This straightforward, enthusiastic biography by Eichinger and Everson recounts the life story of Eric Liddell, the Olympic athlete whose achievements inspired the iconic movie Chariots of Fire.
The opening sequence of Chariots of Fire—men running barefoot on a Scottish beach backed by a soundtrack scored by Vangelis—is one of the most enduring scenes in cinema. Ironically, the subject of the movie, Eric Liddell, once one of the most famous men in Britain, is perhaps now less well-known than that scene. Eichinger and Everson’s biography seeks to redress this by reilluminating a remarkable life. Liddell was born in China, the second son of Scottish missionaries.

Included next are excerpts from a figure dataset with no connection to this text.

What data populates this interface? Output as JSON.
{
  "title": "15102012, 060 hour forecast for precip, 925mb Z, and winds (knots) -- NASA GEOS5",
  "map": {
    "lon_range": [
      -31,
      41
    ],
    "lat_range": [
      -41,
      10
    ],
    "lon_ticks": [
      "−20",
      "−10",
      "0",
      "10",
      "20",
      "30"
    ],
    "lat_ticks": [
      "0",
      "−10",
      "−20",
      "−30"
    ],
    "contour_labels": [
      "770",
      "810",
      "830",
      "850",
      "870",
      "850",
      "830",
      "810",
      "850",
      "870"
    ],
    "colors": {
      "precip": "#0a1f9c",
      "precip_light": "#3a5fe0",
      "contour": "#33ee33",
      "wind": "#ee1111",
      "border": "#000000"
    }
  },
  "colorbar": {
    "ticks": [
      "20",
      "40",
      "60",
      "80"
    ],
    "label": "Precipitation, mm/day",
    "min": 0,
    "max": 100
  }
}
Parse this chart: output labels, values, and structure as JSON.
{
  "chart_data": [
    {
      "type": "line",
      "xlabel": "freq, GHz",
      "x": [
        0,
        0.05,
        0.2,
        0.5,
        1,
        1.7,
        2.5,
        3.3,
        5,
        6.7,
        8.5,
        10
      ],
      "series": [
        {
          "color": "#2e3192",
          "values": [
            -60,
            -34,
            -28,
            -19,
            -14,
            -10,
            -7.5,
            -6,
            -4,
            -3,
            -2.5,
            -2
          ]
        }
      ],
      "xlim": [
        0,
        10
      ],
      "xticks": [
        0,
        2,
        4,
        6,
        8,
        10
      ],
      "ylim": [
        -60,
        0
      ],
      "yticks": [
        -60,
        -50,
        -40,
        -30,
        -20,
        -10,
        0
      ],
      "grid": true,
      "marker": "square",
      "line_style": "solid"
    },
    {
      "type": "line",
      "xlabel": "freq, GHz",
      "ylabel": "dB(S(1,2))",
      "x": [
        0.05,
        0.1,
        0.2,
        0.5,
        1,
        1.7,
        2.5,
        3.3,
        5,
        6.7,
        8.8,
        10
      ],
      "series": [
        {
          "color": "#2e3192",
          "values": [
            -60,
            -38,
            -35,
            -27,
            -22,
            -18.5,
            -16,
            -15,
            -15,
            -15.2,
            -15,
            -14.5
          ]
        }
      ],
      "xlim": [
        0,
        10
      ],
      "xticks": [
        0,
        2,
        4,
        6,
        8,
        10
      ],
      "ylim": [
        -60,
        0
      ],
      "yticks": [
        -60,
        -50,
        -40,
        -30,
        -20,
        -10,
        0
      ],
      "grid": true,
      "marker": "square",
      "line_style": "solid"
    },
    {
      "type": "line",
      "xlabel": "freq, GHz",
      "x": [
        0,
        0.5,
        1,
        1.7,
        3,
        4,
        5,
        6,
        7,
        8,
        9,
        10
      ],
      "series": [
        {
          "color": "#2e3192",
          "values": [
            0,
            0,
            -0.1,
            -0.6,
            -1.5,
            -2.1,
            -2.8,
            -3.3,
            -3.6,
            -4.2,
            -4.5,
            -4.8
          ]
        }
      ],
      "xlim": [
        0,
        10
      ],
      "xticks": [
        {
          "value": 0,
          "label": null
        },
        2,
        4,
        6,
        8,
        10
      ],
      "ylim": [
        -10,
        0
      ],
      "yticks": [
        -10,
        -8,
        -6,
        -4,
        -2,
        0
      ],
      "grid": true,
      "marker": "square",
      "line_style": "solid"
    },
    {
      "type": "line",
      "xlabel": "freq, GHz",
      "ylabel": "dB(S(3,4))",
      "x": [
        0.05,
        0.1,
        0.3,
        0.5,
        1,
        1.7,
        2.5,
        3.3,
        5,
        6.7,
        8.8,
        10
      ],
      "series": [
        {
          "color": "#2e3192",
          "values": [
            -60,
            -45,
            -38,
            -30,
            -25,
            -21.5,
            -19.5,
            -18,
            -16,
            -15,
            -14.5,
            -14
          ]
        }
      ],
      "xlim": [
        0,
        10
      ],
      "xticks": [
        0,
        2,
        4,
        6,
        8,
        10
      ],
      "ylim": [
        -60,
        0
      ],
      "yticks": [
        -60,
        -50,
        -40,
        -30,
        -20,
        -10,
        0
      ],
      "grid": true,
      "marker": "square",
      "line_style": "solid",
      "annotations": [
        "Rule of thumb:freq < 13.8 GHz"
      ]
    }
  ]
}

At 5, he and his brother Robert were enrolled in a boarding school in London while their parents continued their work in the Far East. From competing as a university freshman and taking a “shocking first in the 100 meters” against Edinburgh’s fastest sprinter to winning gold in the 400 meters at the 1924 Paris Olympics, Liddell led a life of achievement and victory. Yet he is maybe more famous for declining to compete in the 100-meter event of that same Olympics due to his religious respect for the Christian Sabbath. The biography charts his lifelong relationship with God, from his early curiosity with the intersection of science and theology to his work as a missionary in his later years. Short openings to chapters imagine key moments in Liddell’s life: “Eric stretched his legs from the seat he’d nearly collapsed into, one directly opposite the seat his friend slouched on. He glanced out the small window of the train, smudged with a child’s fingerprints from an earlier passage, to the platform on the other side.” These elegantly written passages are elaborated on with factual, to-the-point details: “The physical exertion through sport and competition was a welcome break from his daily pedagogical aerobics. Simply put, running gave his mind a rest.” The biography is occasionally oversentimental; Duncan Hamilton’s For the Glory: Eric Liddell’s Journey from Olympic Champion to Modern Martyr suffers the same pitfall. The authors’ admiration for, and fascination with, Liddell, however, is palpable on every page, demonstrated by the depth of research and the care taken to preserve his legacy.
A modest, beguiling biography that brilliantly mirrors its understated and remarkable subject.